Attempt: Let $f(x) = x^n-x = x(x^{n-1}-1)$ and $f'(x) = nx^{n-1}-1$
If $f(x)$ has a multiple zero, then, $f(x)$ and $f'(x)$ have a common factor.
Let $(x-a)$ be a common factor , then $f(a)=f'(a)=0$
Also, there is no multiple zero at $0$ because of the absence of an $x^2$ term in $f(x)$.
I do have an intuition that I might be missing something very basic. However, I am not able to go ahead.
How do I move ahead? Thank you for your help.
On
A very big hint: you've already shown that $0$ isn't a multiple root. Now, any non-zero common factor of $f(x)$ and $f'(x)$ is also a common factor of $f'(x) = nx^{n-1}-1$ and $g(x) = x^{n-1}-1 = \frac{f(x)}{x}$; this means that it's also a factor of $f'(x)-ng(x)$. You should find that this expression has a particularly simple form...

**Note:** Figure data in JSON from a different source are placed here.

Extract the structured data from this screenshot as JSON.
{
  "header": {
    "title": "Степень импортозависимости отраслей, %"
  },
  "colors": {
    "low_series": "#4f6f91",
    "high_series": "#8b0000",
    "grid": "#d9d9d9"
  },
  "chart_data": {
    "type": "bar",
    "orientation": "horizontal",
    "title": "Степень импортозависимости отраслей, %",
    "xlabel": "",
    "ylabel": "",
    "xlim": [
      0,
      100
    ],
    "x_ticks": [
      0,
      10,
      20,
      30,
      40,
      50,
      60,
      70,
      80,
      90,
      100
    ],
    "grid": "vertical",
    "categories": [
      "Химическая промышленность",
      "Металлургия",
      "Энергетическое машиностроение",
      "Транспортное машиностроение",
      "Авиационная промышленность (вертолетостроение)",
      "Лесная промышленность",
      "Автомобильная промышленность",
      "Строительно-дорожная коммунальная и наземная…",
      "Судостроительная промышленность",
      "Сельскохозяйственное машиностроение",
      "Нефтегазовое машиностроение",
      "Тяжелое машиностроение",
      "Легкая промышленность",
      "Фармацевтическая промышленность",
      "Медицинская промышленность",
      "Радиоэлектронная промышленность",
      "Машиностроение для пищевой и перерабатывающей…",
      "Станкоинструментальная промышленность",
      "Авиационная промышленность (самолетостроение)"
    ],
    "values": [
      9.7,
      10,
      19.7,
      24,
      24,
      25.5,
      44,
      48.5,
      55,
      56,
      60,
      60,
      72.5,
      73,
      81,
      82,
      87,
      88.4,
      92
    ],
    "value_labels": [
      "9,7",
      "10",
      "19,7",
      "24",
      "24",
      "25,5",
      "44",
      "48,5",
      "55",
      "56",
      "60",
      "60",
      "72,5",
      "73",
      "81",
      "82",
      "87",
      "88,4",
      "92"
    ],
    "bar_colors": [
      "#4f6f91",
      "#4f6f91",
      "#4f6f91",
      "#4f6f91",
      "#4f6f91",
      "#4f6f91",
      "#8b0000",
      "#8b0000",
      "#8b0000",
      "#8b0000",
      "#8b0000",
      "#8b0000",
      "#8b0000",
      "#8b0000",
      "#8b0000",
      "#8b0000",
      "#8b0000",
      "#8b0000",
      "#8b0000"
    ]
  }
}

You are on the right track. Note that if $f(a)=0$ then $a^{n}=a$, which means $a^{n-1}=1$.
Now then $f'(a)=na^{n-1}-1=n-1$. So, $f'(a)=0$ implies $n-1=0$ in your field, which means that the field has characteristic $p$ that divides $n-1$.
For all other fields there is no multiple root.